7. Arkansas and Connecticut lower penalties for marijuana possession: On June 30, Gov. Dan Malloy (D) signed legislation decriminalizing marijuana in Connecticut, making the possession of under a half-ounce punishable by a fine of $150. And in Arkansas, Gov. Mike Beebe (D) signed legislation relaxing the penalty for possessing up to four ounces of marijuana — previously punishable by up to a year in jail and a $1,000 fine — judges may now punish first-time offenders with a year’s probation.

8. World leaders speak out: On June 2, the “Global Commission on Drug Policy” announced its support for rolling back the drug war, as a way of rejecting President Nixon’s launch of the modern drug war precisely 40 years earlier. Specifically, luminaries like Kofi Annan, George Shultz, and Richard Branson endorsed the decriminalization of marijuana. Shortly afterwards, President Carter followed suit. All of this generated huge waves of positive media coverage in the U.S. and worldwide.

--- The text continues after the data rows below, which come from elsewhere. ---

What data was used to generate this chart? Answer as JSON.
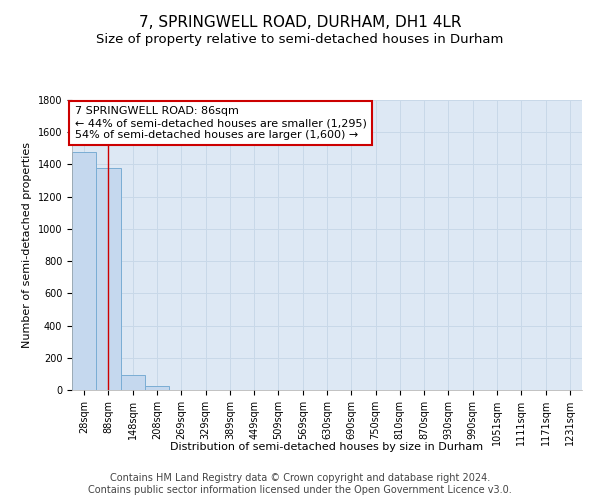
{
  "title": "7, SPRINGWELL ROAD, DURHAM, DH1 4LR",
  "subtitle": "Size of property relative to semi-detached houses in Durham",
  "xlabel": "Distribution of semi-detached houses by size in Durham",
  "ylabel": "Number of semi-detached properties",
  "footer_line1": "Contains HM Land Registry data © Crown copyright and database right 2024.",
  "footer_line2": "Contains public sector information licensed under the Open Government Licence v3.0.",
  "categories": [
    "28sqm",
    "88sqm",
    "148sqm",
    "208sqm",
    "269sqm",
    "329sqm",
    "389sqm",
    "449sqm",
    "509sqm",
    "569sqm",
    "630sqm",
    "690sqm",
    "750sqm",
    "810sqm",
    "870sqm",
    "930sqm",
    "990sqm",
    "1051sqm",
    "1111sqm",
    "1171sqm",
    "1231sqm"
  ],
  "values": [
    1480,
    1380,
    95,
    25,
    0,
    0,
    0,
    0,
    0,
    0,
    0,
    0,
    0,
    0,
    0,
    0,
    0,
    0,
    0,
    0,
    0
  ],
  "bar_color": "#c5d8ee",
  "bar_edge_color": "#7aadd4",
  "ylim": [
    0,
    1800
  ],
  "yticks": [
    0,
    200,
    400,
    600,
    800,
    1000,
    1200,
    1400,
    1600,
    1800
  ],
  "property_line_x": 1.0,
  "annotation_text_line1": "7 SPRINGWELL ROAD: 86sqm",
  "annotation_text_line2": "← 44% of semi-detached houses are smaller (1,295)",
  "annotation_text_line3": "54% of semi-detached houses are larger (1,600) →",
  "annotation_box_facecolor": "#ffffff",
  "annotation_box_edgecolor": "#cc0000",
  "grid_color": "#c8d8e8",
  "background_color": "#dde8f4",
  "title_fontsize": 11,
  "subtitle_fontsize": 9.5,
  "axis_label_fontsize": 8,
  "tick_fontsize": 7,
  "annotation_fontsize": 8,
  "footer_fontsize": 7
}
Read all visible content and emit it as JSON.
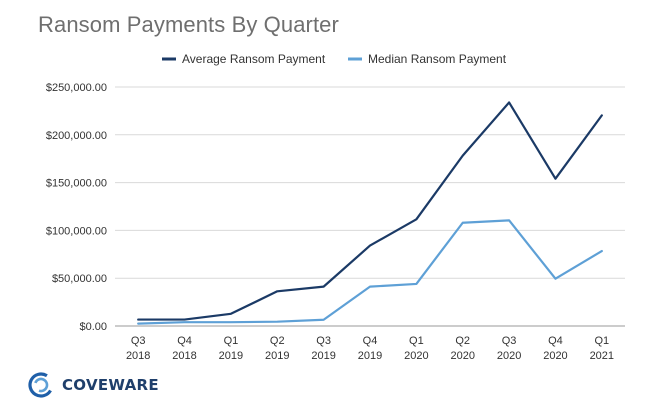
{
  "chart_data": {
    "type": "line",
    "title": "Ransom Payments By Quarter",
    "categories": [
      [
        "Q3",
        "2018"
      ],
      [
        "Q4",
        "2018"
      ],
      [
        "Q1",
        "2019"
      ],
      [
        "Q2",
        "2019"
      ],
      [
        "Q3",
        "2019"
      ],
      [
        "Q4",
        "2019"
      ],
      [
        "Q1",
        "2020"
      ],
      [
        "Q2",
        "2020"
      ],
      [
        "Q3",
        "2020"
      ],
      [
        "Q4",
        "2020"
      ],
      [
        "Q1",
        "2021"
      ]
    ],
    "series": [
      {
        "name": "Average Ransom Payment",
        "color": "#1b3a66",
        "values": [
          6733,
          6733,
          12762,
          36295,
          41198,
          84116,
          111605,
          178254,
          233817,
          154108,
          220298
        ]
      },
      {
        "name": "Median Ransom Payment",
        "color": "#5ea0d6",
        "values": [
          2500,
          4000,
          4000,
          4500,
          6500,
          41179,
          44021,
          108000,
          110532,
          49450,
          78398
        ]
      }
    ],
    "ylim": [
      0,
      250000
    ],
    "yticks": [
      0,
      50000,
      100000,
      150000,
      200000,
      250000
    ],
    "ytick_labels": [
      "$0.00",
      "$50,000.00",
      "$100,000.00",
      "$150,000.00",
      "$200,000.00",
      "$250,000.00"
    ],
    "grid": true,
    "legend_position": "top-center"
  },
  "logo": {
    "text": "COVEWARE"
  }
}
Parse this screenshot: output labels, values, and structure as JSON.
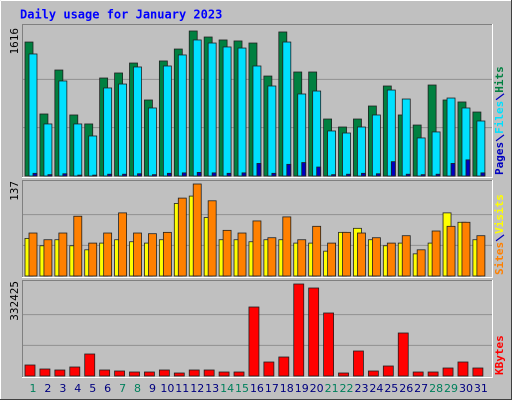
{
  "chart_data": [
    {
      "type": "bar",
      "title": "Daily usage for January 2023",
      "ylim": [
        0,
        1616
      ],
      "yticks": [
        1616
      ],
      "grid": true,
      "series": [
        {
          "name": "Hits",
          "color": "#008040",
          "values": [
            1493,
            691,
            1181,
            680,
            580,
            1092,
            1148,
            1259,
            847,
            1282,
            1415,
            1616,
            1549,
            1516,
            1505,
            1482,
            1114,
            1605,
            1159,
            1159,
            635,
            546,
            635,
            780,
            1003,
            680,
            568,
            1014,
            847,
            825,
            713
          ]
        },
        {
          "name": "Files",
          "color": "#00e0ff",
          "values": [
            1360,
            580,
            1059,
            580,
            446,
            981,
            1025,
            1215,
            758,
            1226,
            1349,
            1516,
            1482,
            1438,
            1426,
            1226,
            1003,
            1493,
            914,
            947,
            502,
            479,
            546,
            680,
            958,
            858,
            424,
            491,
            869,
            758,
            613
          ]
        },
        {
          "name": "Pages",
          "color": "#0000c0",
          "values": [
            30,
            15,
            25,
            10,
            10,
            20,
            20,
            25,
            15,
            30,
            35,
            40,
            35,
            30,
            35,
            140,
            30,
            130,
            150,
            100,
            15,
            20,
            30,
            25,
            160,
            20,
            15,
            20,
            140,
            180,
            35
          ]
        }
      ]
    },
    {
      "type": "bar",
      "ylim": [
        0,
        137
      ],
      "yticks": [
        137
      ],
      "grid": true,
      "series": [
        {
          "name": "Visits",
          "color": "#ffff00",
          "values": [
            56,
            45,
            54,
            45,
            39,
            49,
            54,
            51,
            49,
            54,
            108,
            119,
            87,
            54,
            54,
            51,
            54,
            54,
            49,
            49,
            37,
            65,
            71,
            54,
            45,
            49,
            33,
            49,
            94,
            80,
            54
          ]
        },
        {
          "name": "Sites",
          "color": "#ff8000",
          "values": [
            64,
            54,
            64,
            89,
            49,
            64,
            94,
            64,
            63,
            65,
            116,
            137,
            112,
            68,
            64,
            82,
            57,
            88,
            54,
            74,
            49,
            65,
            64,
            57,
            49,
            60,
            39,
            67,
            74,
            80,
            60
          ]
        }
      ]
    },
    {
      "type": "bar",
      "ylim": [
        0,
        332425
      ],
      "yticks": [
        332425
      ],
      "grid": true,
      "categories": [
        "1",
        "2",
        "3",
        "4",
        "5",
        "6",
        "7",
        "8",
        "9",
        "10",
        "11",
        "12",
        "13",
        "14",
        "15",
        "16",
        "17",
        "18",
        "19",
        "20",
        "21",
        "22",
        "23",
        "24",
        "25",
        "26",
        "27",
        "28",
        "29",
        "30",
        "31"
      ],
      "category_colors": [
        "#00805c",
        "#00007f",
        "#00007f",
        "#00007f",
        "#00007f",
        "#00007f",
        "#00805c",
        "#00805c",
        "#00007f",
        "#00007f",
        "#00007f",
        "#00007f",
        "#00007f",
        "#00805c",
        "#00805c",
        "#00007f",
        "#00007f",
        "#00007f",
        "#00007f",
        "#00007f",
        "#00805c",
        "#00805c",
        "#00007f",
        "#00007f",
        "#00007f",
        "#00007f",
        "#00007f",
        "#00805c",
        "#00805c",
        "#00007f",
        "#00007f"
      ],
      "series": [
        {
          "name": "KBytes",
          "color": "#ff0000",
          "values": [
            39746,
            25293,
            21680,
            32520,
            79493,
            21680,
            18067,
            14453,
            14453,
            21680,
            10840,
            21680,
            21680,
            14453,
            14453,
            249319,
            50586,
            68653,
            332425,
            317972,
            227648,
            10840,
            90333,
            18067,
            36133,
            155373,
            14453,
            14453,
            28906,
            50586,
            28906
          ]
        }
      ]
    }
  ]
}
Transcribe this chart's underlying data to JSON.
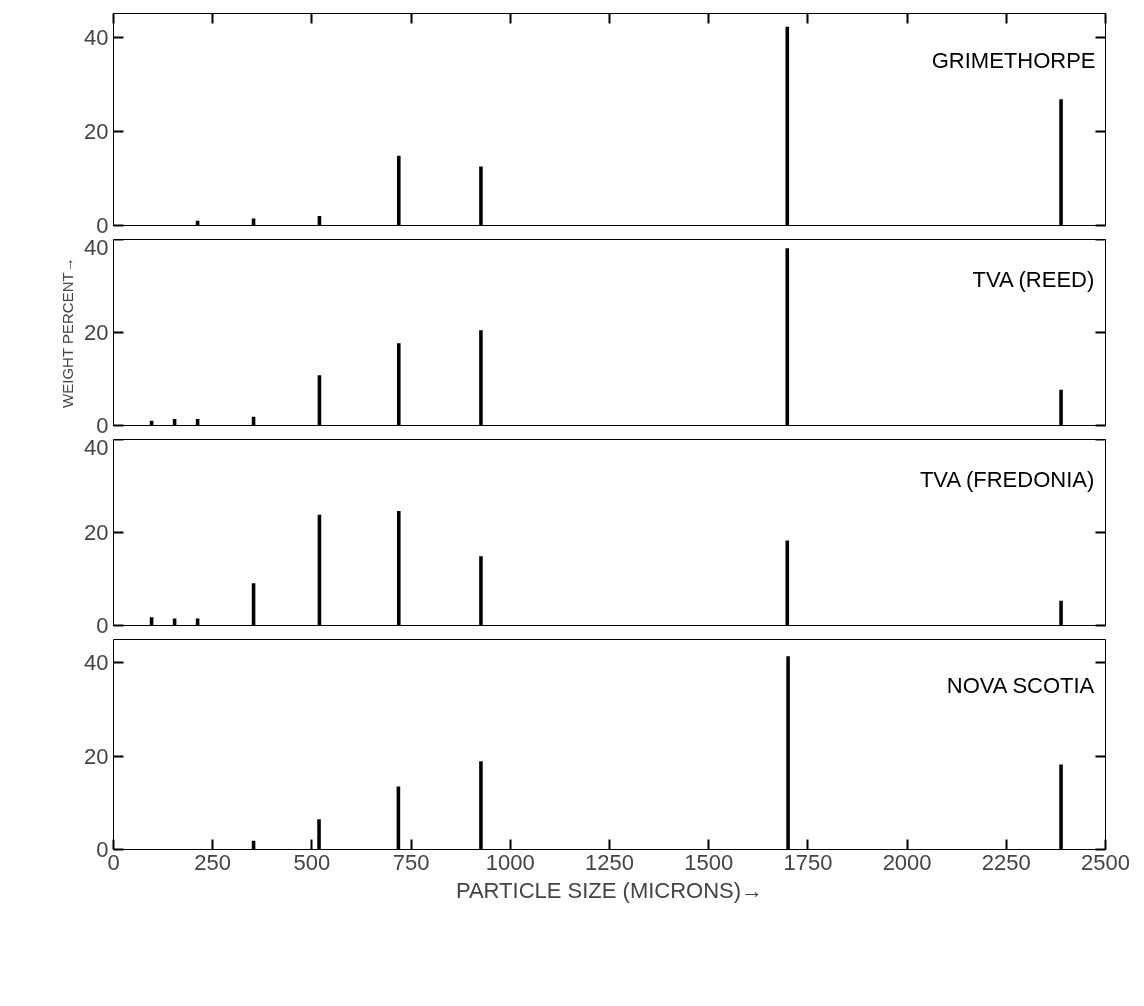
{
  "chart_data": [
    {
      "type": "bar",
      "title": "GRIMETHORPE",
      "x": [
        212,
        353,
        519,
        719,
        926,
        1698,
        2388
      ],
      "values": [
        1,
        1.5,
        2,
        14.8,
        12.5,
        42.2,
        26.8
      ],
      "color": "#000000",
      "xlim": [
        0,
        2500
      ],
      "xticks": [
        0,
        250,
        500,
        750,
        1000,
        1250,
        1500,
        1750,
        2000,
        2250,
        2500
      ],
      "ylim": [
        0,
        45
      ],
      "yticks": [
        0,
        20,
        40
      ],
      "tick_labels": "y",
      "grid": false
    },
    {
      "type": "bar",
      "title": "TVA (REED)",
      "ylabel": "WEIGHT PERCENT→",
      "x": [
        96,
        154,
        212,
        353,
        519,
        719,
        926,
        1698,
        2388
      ],
      "values": [
        1,
        1.4,
        1.4,
        1.9,
        10.8,
        17.7,
        20.5,
        38.1,
        7.7
      ],
      "color": "#000000",
      "xlim": [
        0,
        2500
      ],
      "ylim": [
        0,
        40
      ],
      "yticks": [
        0,
        20,
        40
      ],
      "tick_labels": "y",
      "grid": false
    },
    {
      "type": "bar",
      "title": "TVA (FREDONIA)",
      "x": [
        96,
        154,
        212,
        353,
        519,
        719,
        926,
        1698,
        2388
      ],
      "values": [
        1.8,
        1.5,
        1.5,
        9.1,
        23.8,
        24.6,
        14.9,
        18.3,
        5.3
      ],
      "color": "#000000",
      "xlim": [
        0,
        2500
      ],
      "ylim": [
        0,
        40
      ],
      "yticks": [
        0,
        20,
        40
      ],
      "tick_labels": "y",
      "grid": false
    },
    {
      "type": "bar",
      "title": "NOVA SCOTIA",
      "xlabel": "PARTICLE SIZE (MICRONS)→",
      "x": [
        353,
        518,
        718,
        926,
        1700,
        2388
      ],
      "values": [
        1.9,
        6.5,
        13.5,
        18.9,
        41.4,
        18.2
      ],
      "color": "#000000",
      "xlim": [
        0,
        2500
      ],
      "xticks": [
        0,
        250,
        500,
        750,
        1000,
        1250,
        1500,
        1750,
        2000,
        2250,
        2500
      ],
      "ylim": [
        0,
        45
      ],
      "yticks": [
        0,
        20,
        40
      ],
      "grid": false
    }
  ]
}
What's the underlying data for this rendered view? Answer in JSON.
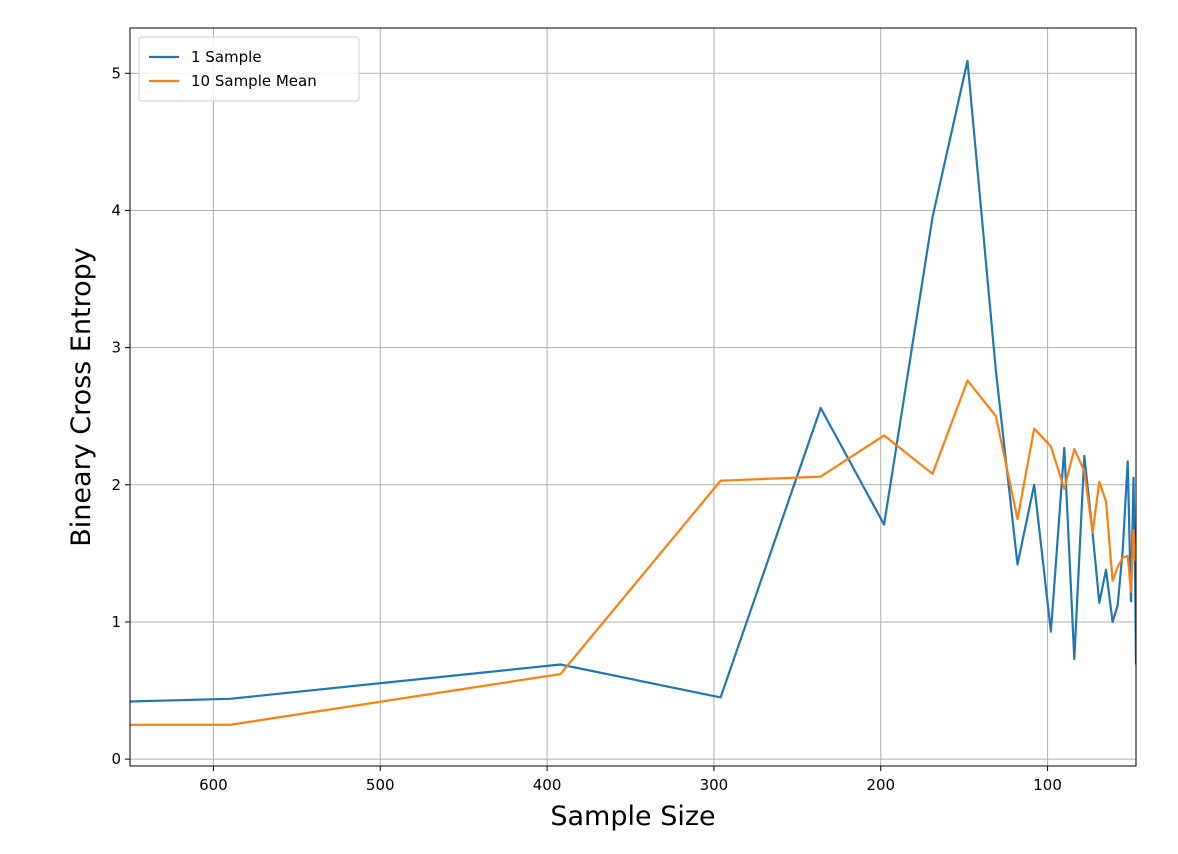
{
  "chart_data": {
    "type": "line",
    "xlabel": "Sample Size",
    "ylabel": "Bineary Cross Entropy",
    "xlim": [
      650,
      47
    ],
    "ylim": [
      -0.05,
      5.33
    ],
    "x_inverted": true,
    "grid": true,
    "legend_position": "top-left",
    "xticks": [
      600,
      500,
      400,
      300,
      200,
      100
    ],
    "yticks": [
      0,
      1,
      2,
      3,
      4,
      5
    ],
    "series": [
      {
        "name": "1 Sample",
        "color": "#1f77b4",
        "points": [
          [
            650,
            0.42
          ],
          [
            590,
            0.44
          ],
          [
            392,
            0.69
          ],
          [
            296,
            0.45
          ],
          [
            236,
            2.56
          ],
          [
            198,
            1.71
          ],
          [
            169,
            3.95
          ],
          [
            148,
            5.09
          ],
          [
            131,
            2.83
          ],
          [
            118,
            1.42
          ],
          [
            108,
            2.0
          ],
          [
            98,
            0.93
          ],
          [
            90,
            2.27
          ],
          [
            84,
            0.73
          ],
          [
            78,
            2.21
          ],
          [
            73,
            1.65
          ],
          [
            69,
            1.14
          ],
          [
            65,
            1.38
          ],
          [
            61,
            1.0
          ],
          [
            58,
            1.12
          ],
          [
            55,
            1.52
          ],
          [
            52,
            2.17
          ],
          [
            50,
            1.15
          ],
          [
            48.5,
            2.05
          ],
          [
            47.5,
            1.3
          ],
          [
            47,
            0.69
          ]
        ]
      },
      {
        "name": "10 Sample Mean",
        "color": "#ff7f0e",
        "points": [
          [
            650,
            0.25
          ],
          [
            590,
            0.25
          ],
          [
            392,
            0.62
          ],
          [
            296,
            2.03
          ],
          [
            236,
            2.06
          ],
          [
            198,
            2.36
          ],
          [
            169,
            2.08
          ],
          [
            148,
            2.76
          ],
          [
            131,
            2.5
          ],
          [
            118,
            1.75
          ],
          [
            108,
            2.41
          ],
          [
            98,
            2.28
          ],
          [
            90,
            1.97
          ],
          [
            84,
            2.26
          ],
          [
            78,
            2.1
          ],
          [
            73,
            1.65
          ],
          [
            69,
            2.02
          ],
          [
            65,
            1.88
          ],
          [
            61,
            1.3
          ],
          [
            58,
            1.4
          ],
          [
            55,
            1.47
          ],
          [
            52,
            1.48
          ],
          [
            50,
            1.22
          ],
          [
            48.5,
            1.67
          ],
          [
            47.5,
            1.45
          ],
          [
            47,
            1.55
          ]
        ]
      }
    ]
  }
}
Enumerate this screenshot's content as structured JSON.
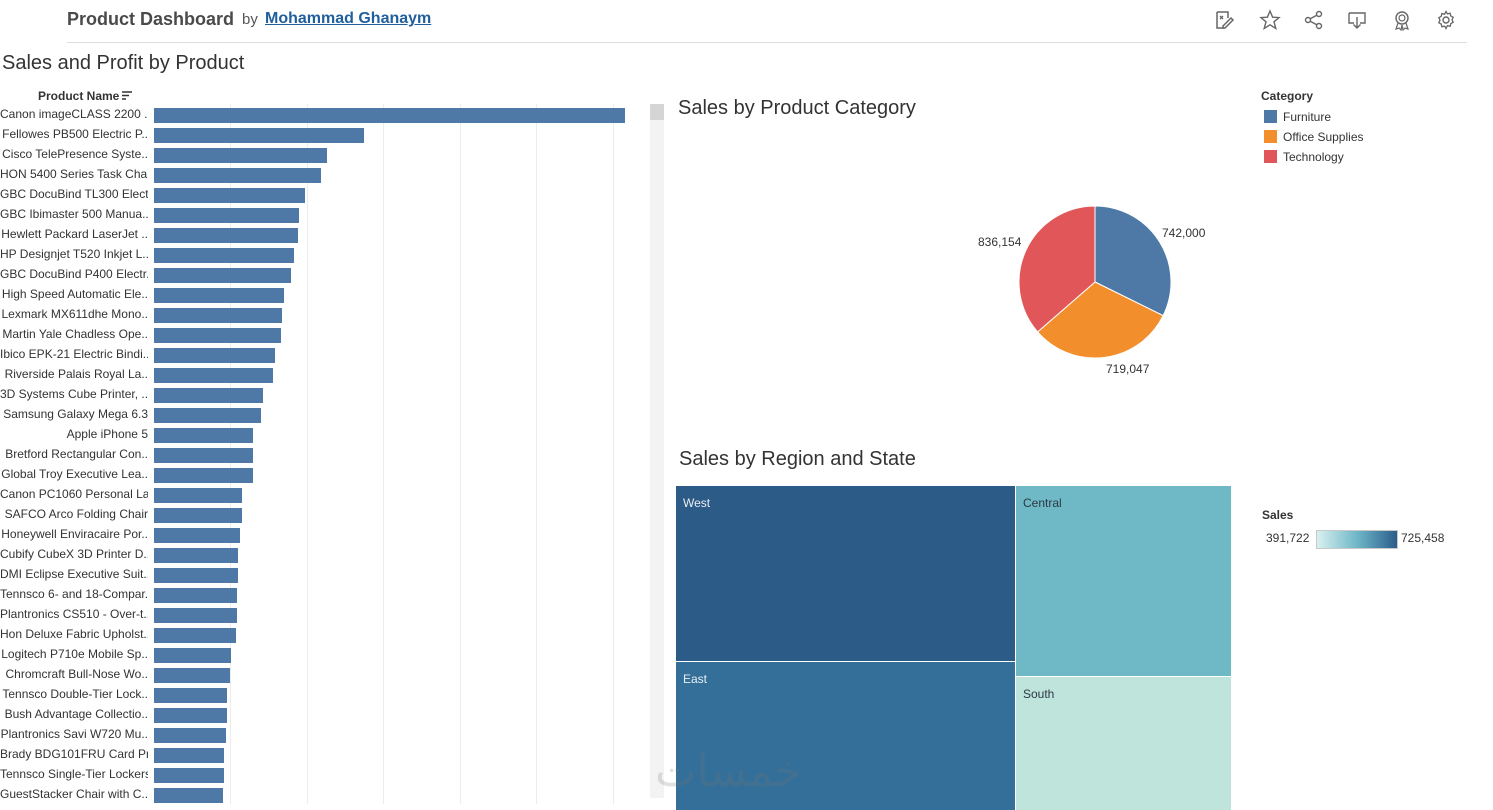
{
  "header": {
    "title": "Product Dashboard",
    "by": "by",
    "author": "Mohammad Ghanaym",
    "icons": [
      "edit-icon",
      "star-icon",
      "share-icon",
      "download-icon",
      "badge-icon",
      "gear-icon"
    ]
  },
  "bar_chart": {
    "title": "Sales and Profit by Product",
    "field_header": "Product Name",
    "bar_color": "#4e79a7"
  },
  "pie_chart": {
    "title": "Sales by Product Category",
    "legend_title": "Category",
    "labels": {
      "furniture": "742,000",
      "office_supplies": "719,047",
      "technology": "836,154"
    }
  },
  "treemap": {
    "title": "Sales by Region and State",
    "regions": {
      "west": "West",
      "central": "Central",
      "east": "East",
      "south": "South"
    },
    "legend_title": "Sales",
    "legend_min": "391,722",
    "legend_max": "725,458"
  },
  "watermark": "خمسات",
  "chart_data": [
    {
      "type": "bar",
      "title": "Sales and Profit by Product",
      "xlabel": "",
      "ylabel": "Product Name",
      "categories": [
        "Canon imageCLASS 2200 ..",
        "Fellowes PB500 Electric P..",
        "Cisco TelePresence Syste..",
        "HON 5400 Series Task Cha..",
        "GBC DocuBind TL300 Elect..",
        "GBC Ibimaster 500 Manua..",
        "Hewlett Packard LaserJet ..",
        "HP Designjet T520 Inkjet L..",
        "GBC DocuBind P400 Electr..",
        "High Speed Automatic Ele..",
        "Lexmark MX611dhe Mono..",
        "Martin Yale Chadless Ope..",
        "Ibico EPK-21 Electric Bindi..",
        "Riverside Palais Royal La..",
        "3D Systems Cube Printer, ..",
        "Samsung Galaxy Mega 6.3",
        "Apple iPhone 5",
        "Bretford Rectangular Con..",
        "Global Troy Executive Lea..",
        "Canon PC1060 Personal La..",
        "SAFCO Arco Folding Chair",
        "Honeywell Enviracaire Por..",
        "Cubify CubeX 3D Printer D..",
        "DMI Eclipse Executive Suit..",
        "Tennsco 6- and 18-Compar..",
        "Plantronics CS510 - Over-t..",
        "Hon Deluxe Fabric Upholst..",
        "Logitech P710e Mobile Sp..",
        "Chromcraft Bull-Nose Wo..",
        "Tennsco Double-Tier Lock..",
        "Bush Advantage Collectio..",
        "Plantronics Savi W720 Mu..",
        "Brady BDG101FRU Card Pri..",
        "Tennsco Single-Tier Lockers",
        "GuestStacker Chair with C.."
      ],
      "values": [
        61600,
        27500,
        22600,
        21900,
        19800,
        19000,
        18800,
        18300,
        17900,
        17000,
        16700,
        16600,
        15800,
        15600,
        14300,
        14000,
        13000,
        13000,
        13000,
        11500,
        11500,
        11300,
        11000,
        11000,
        10900,
        10800,
        10700,
        10100,
        9900,
        9600,
        9500,
        9400,
        9200,
        9100,
        9000
      ],
      "xlim": [
        0,
        62000
      ],
      "grid_step": 10000
    },
    {
      "type": "pie",
      "title": "Sales by Product Category",
      "categories": [
        "Furniture",
        "Office Supplies",
        "Technology"
      ],
      "values": [
        742000,
        719047,
        836154
      ],
      "colors": [
        "#4e79a7",
        "#f28e2b",
        "#e15759"
      ],
      "legend": "top-right"
    },
    {
      "type": "treemap",
      "title": "Sales by Region and State",
      "categories": [
        "West",
        "East",
        "Central",
        "South"
      ],
      "values": [
        725458,
        678781,
        501240,
        391722
      ],
      "colors": [
        "#2d5b87",
        "#336f99",
        "#6fb8c6",
        "#bfe4dc"
      ],
      "legend": "right"
    }
  ]
}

9. Ron Paul shakes up the political debate: Congressman Ron Paul (R-TX), running for the Republican presidential nomination, continued to be fearless while attacking the U.S. drug war. As public support for his campaign continued to rise over the course of 2011, his words became more and more amplified, making “Ron Paul” a household name and opposition to the drug war respectable in Republican circles. And now he’s the number-two candidate on the Republican side — and certainly better than President Obama!

10. Governors ask the feds to reschedule marijuana: On November 30, Governors Christine Gregoire (D-WA) and Lincoln Chafee (I-RI) formally petitioned the DEA to move marijuana from Schedule I to Schedule II, thereby declaring that marijuana has medical value. While both governors did this for political reasons — Gregoire to posture that she’s better on medical marijuana than she really is, and Chafee to avoid a legal conflict with the feds — the fact remains that this is the most significant challenge to the federal government’s classification of marijuana since Congress and President Nixon declared marijuana to have no medical value in 1970.